During the 1930s and 1940s, Jamini Roy's paintings serve to represent the passage of modern Indian art from its earlier academic and nationalist phases to new modernist and nativist phases. His new "folk" style, drawing heavily on the idioms of a range of local art forms (the rural patachitra, the Kalighat pat, the clay figurines, and the terracotta temple sculptures of Vishnupur), stands out in this period as a singular example of Indian primitivism, with Jamini Roy as a bearer of a New Left cultural ideology. A solo exhibition held at the Government Art School, Calcutta, in 1929, signaled the arrival of this new Jamini Roy. Thereafter, a number of shows organized in Calcutta set the stage for the making of the "master" and his unique "folk" style. Characteristic of Jamini Roy's work is the diversity of his stylistic experiments, ranging from his bold dark-lined brush drawings to his play with mosaic effects and the scheme of Byzantine icons. Equally distinctive are the different themes he delved into Santhal archers and drummers, baul and kirtan singers, or his series of paintings on Christ, the Krishna lila, the Ramayana, and some of his most striking portraits of the 1940s, such as those of Rabindranath Tagore and Mahatma Gandhi. Of all his themes, his feminine images-of gopinis, pujarinis, housewives, and mothers- emerged as the most favored, archetypal Jamini Roy motif: one that most powerfully captured the middle-class imagination of his times and made Jamini Roy a household name in Bengal cultural circles.

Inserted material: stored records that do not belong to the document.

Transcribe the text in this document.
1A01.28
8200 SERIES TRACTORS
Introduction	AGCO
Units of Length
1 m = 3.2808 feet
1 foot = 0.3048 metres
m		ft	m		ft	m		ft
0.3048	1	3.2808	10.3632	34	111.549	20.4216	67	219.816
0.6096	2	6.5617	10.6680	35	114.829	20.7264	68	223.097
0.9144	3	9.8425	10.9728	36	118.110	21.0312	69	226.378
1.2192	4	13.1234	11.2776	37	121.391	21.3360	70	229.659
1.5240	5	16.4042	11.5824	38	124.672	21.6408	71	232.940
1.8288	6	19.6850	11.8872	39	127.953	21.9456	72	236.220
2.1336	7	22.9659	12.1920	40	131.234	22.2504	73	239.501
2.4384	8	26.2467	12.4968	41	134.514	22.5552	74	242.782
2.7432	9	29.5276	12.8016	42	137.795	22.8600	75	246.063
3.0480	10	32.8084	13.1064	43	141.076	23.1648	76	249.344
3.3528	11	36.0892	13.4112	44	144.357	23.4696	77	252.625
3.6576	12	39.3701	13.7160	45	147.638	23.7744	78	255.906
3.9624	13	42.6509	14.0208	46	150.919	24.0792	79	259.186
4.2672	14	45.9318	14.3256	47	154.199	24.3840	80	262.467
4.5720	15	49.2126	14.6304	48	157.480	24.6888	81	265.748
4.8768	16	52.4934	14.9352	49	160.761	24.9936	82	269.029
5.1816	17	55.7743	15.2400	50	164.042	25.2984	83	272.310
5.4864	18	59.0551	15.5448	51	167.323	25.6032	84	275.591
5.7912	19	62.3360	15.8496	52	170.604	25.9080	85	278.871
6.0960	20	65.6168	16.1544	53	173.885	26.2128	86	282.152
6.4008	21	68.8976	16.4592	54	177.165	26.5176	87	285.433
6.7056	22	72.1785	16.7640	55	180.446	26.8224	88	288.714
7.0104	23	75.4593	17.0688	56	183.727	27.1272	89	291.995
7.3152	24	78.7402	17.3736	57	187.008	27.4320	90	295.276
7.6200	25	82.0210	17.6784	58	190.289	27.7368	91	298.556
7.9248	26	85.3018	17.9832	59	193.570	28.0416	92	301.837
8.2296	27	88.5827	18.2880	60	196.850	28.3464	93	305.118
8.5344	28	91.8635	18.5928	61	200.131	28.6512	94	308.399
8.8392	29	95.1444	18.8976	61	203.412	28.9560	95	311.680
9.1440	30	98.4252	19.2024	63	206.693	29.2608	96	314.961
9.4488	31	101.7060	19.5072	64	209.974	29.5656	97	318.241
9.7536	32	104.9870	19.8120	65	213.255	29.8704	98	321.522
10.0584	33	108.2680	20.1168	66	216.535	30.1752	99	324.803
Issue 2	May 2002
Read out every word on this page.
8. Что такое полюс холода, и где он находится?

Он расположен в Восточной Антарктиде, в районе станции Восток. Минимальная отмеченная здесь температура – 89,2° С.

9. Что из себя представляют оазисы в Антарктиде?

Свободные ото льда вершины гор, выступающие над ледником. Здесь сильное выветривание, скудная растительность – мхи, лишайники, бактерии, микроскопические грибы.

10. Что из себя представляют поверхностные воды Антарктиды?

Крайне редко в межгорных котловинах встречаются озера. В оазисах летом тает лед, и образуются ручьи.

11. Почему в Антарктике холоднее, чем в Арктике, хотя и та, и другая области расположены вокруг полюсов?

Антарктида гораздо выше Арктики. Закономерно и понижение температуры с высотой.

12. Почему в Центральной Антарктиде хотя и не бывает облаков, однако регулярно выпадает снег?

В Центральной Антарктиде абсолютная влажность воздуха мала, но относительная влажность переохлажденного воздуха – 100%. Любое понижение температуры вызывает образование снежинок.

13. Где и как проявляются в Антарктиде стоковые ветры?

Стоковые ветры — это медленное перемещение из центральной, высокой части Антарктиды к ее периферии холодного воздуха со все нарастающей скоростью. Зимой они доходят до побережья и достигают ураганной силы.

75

In the years around the Second World War and India's independence, the artist reached a high point of fame, as he came to be hailed by Bengal's left-wing cultural elite as the most creative and socially progressive of Indian painters. The paradox of the artist's career came in the 1950s and 1960s when he became a veritable picture industry, freely giving paintings to friends and admirers, frequently duplicating works to meet the mounting demands of the market, allowing his works to be widely copied by his own son. Meanwhile, the aging artist acquired an even greater legendary status – as he was awarded the national award, Padma Bhushan, by the Indian government in 1955 and elected Fellow of the Lalit Kala Akademi in 1956. A final consecration came after his death on 24th April 1972 – when, four years later, his works were granted the status of "national treasures" by the Government of India.
Archer, W.G., India, and Modern Art ( London: Allen & Unwin, 1959).
Chatterjee, Ratnabali, "The Artist in His Studio: Jamini Roy." Pp. 118-13 7 in From the Karkhana to the Studio: A Study in the Changing Social Roles of Patrons and Artist in Bengal ( New Delhi: Books & Books, 1990).
Dey, Bishnu, and John Irwin, Jamini Roy (Calcutta: Indian Society of Oriental Art, 1944).
The Art of Jamini Roy, 1887-1972, A Centenary Volume (Calcutta: Jamini Roy Birth Centenary Celebration Committee, 1987).